This is especially relevant for human beings, who are able to consciously initiate causes. In other words, we are not merely caused, but cause -- a truth which Marxism again denies, since it says that we are essentially the consequence of our class. We are materially determined, and have no soul-essence that may freely determine our future. Or else!

"Is time the process of pulling the objective into the subjective?" I would say so. In other words, of we go back, say, 4 billion years ago, there is only an "objective" world, since there are not yet any subjects in it, no points of view (we will exclude God from this discussion). The first itsy bitsy teensy weensy bit of matter that wrapped around itself and decided to go on being is like a huge tear in the fabric of objectivity. Suddenly there is a hole in the cosmos -- the very rabbit hole through which life jumps in.

Cosmic evolution blah blah yada yada, what is human knowledge but the interiorization of the exterior, or a pulling of the object(ive) into the subject?

18 comments:

julie said...

...the pathological version is characterized more by a forced expulsion of the unwanted psychic fragments into the outer world, which then causes the person to feel persecuted by them...

I'm reminded of so much of today's "science": someone comes up with a conclusion (i.e., mankind is making the world hotter!!!11!1!), gathers some data, then ejects any of the data that doesn't fit the conclusion. But since the weather isn't formed by the conclusion, it fails to get with the program, and thus informed people keep reassuring everyone that record cold and growing icecaps are merely "weather," not climate, and the sea levels are still set to rise and wipe out islands and coastal regions around the globe.

Gagdad Bob said...

Like the lie that Democrats are the party of the little guy and Republicans the party of the rich, some ideas are ineradicable. The conclusion comes first, followed by the apperception.

mushroom said...

This is something, I found old notes that I have made, maybe rephrasing somebody I'd read. Even though I realized it was noteworthy, I must not have gotten the full significance of it at the time.

mushroom said...

I still think this is true: that human beings are still adapting to this new and strange state of being self-conscious, and that when people have affluence and leisure -- AKA slack -- they don't generally know what to do with it.

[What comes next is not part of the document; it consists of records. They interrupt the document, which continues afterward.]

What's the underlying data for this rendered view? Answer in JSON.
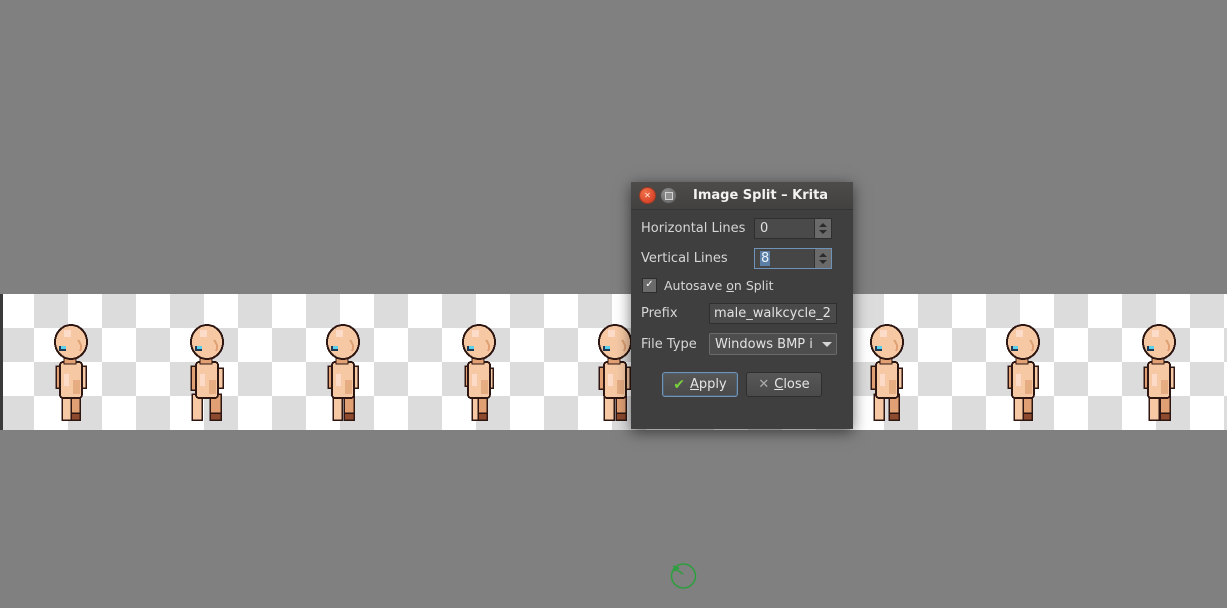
{
  "app": {
    "background_color": "#808080",
    "canvas": {
      "name": "sprite-sheet-canvas",
      "checker_light": "#ffffff",
      "checker_dark": "#dcdcdc",
      "checker_size": 34,
      "sprite_count": 8,
      "sprite_positions": [
        48,
        184,
        320,
        456,
        592,
        864,
        1000,
        1136
      ],
      "description": "male walkcycle sprite sheet with transparency checkerboard"
    },
    "rotate_indicator": {
      "name": "rotate-indicator",
      "color": "#2e9e3e"
    }
  },
  "dialog": {
    "title": "Image Split – Krita",
    "titlebar": {
      "close_icon": "close-icon",
      "maximize_icon": "maximize-icon",
      "close_glyph": "✕"
    },
    "fields": {
      "horizontal_lines": {
        "label": "Horizontal Lines",
        "value": "0",
        "focused": false
      },
      "vertical_lines": {
        "label": "Vertical Lines",
        "value": "8",
        "focused": true,
        "selected": true
      },
      "autosave": {
        "label_pre": "Autosave ",
        "label_mnemonic": "o",
        "label_post": "n Split",
        "checked": true,
        "check_glyph": "✓"
      },
      "prefix": {
        "label": "Prefix",
        "value": "male_walkcycle_2",
        "placeholder": ""
      },
      "file_type": {
        "label": "File Type",
        "value": "Windows BMP i",
        "options": [
          "Windows BMP image"
        ]
      }
    },
    "buttons": {
      "apply": {
        "label_pre": "",
        "label_mnemonic": "A",
        "label_post": "pply",
        "icon": "check-icon",
        "icon_glyph": "✔",
        "focused": true
      },
      "close": {
        "label_pre": "",
        "label_mnemonic": "C",
        "label_post": "lose",
        "icon": "close-x-icon",
        "icon_glyph": "✕",
        "focused": false
      }
    }
  },
  "colors": {
    "dialog_bg": "#3f3f3f",
    "titlebar_bg": "#474544",
    "field_bg": "#4a4a4a",
    "text": "#d6d6d6",
    "accent_focus": "#6f93b8",
    "selection": "#5b7fa6",
    "close_button": "#d9462a",
    "apply_check": "#78d13c"
  }
}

You and Pascal: All of humanity's problems stem from man's inability to sit quietly in a room alone.

I always fall asleep.

julie said...

I was just about to belowviate on that bit, too. I'm reminded of how often it seems that some relationships - or more accurately, some people - are only strong so long as there is drama and strife. As soon as things are good and they can relax a little, they fall apart; they don't know how or who to be, absent some crisis to provide a sense of identity. So if a crisis doesn't present itself, it becomes necessary to invent one.

mushroom said...

You have described most of the people in my wife's family -- and several in mine.

I'm always bad to procrastinate, but it's because I'm lazy, not because I want to create a crisis.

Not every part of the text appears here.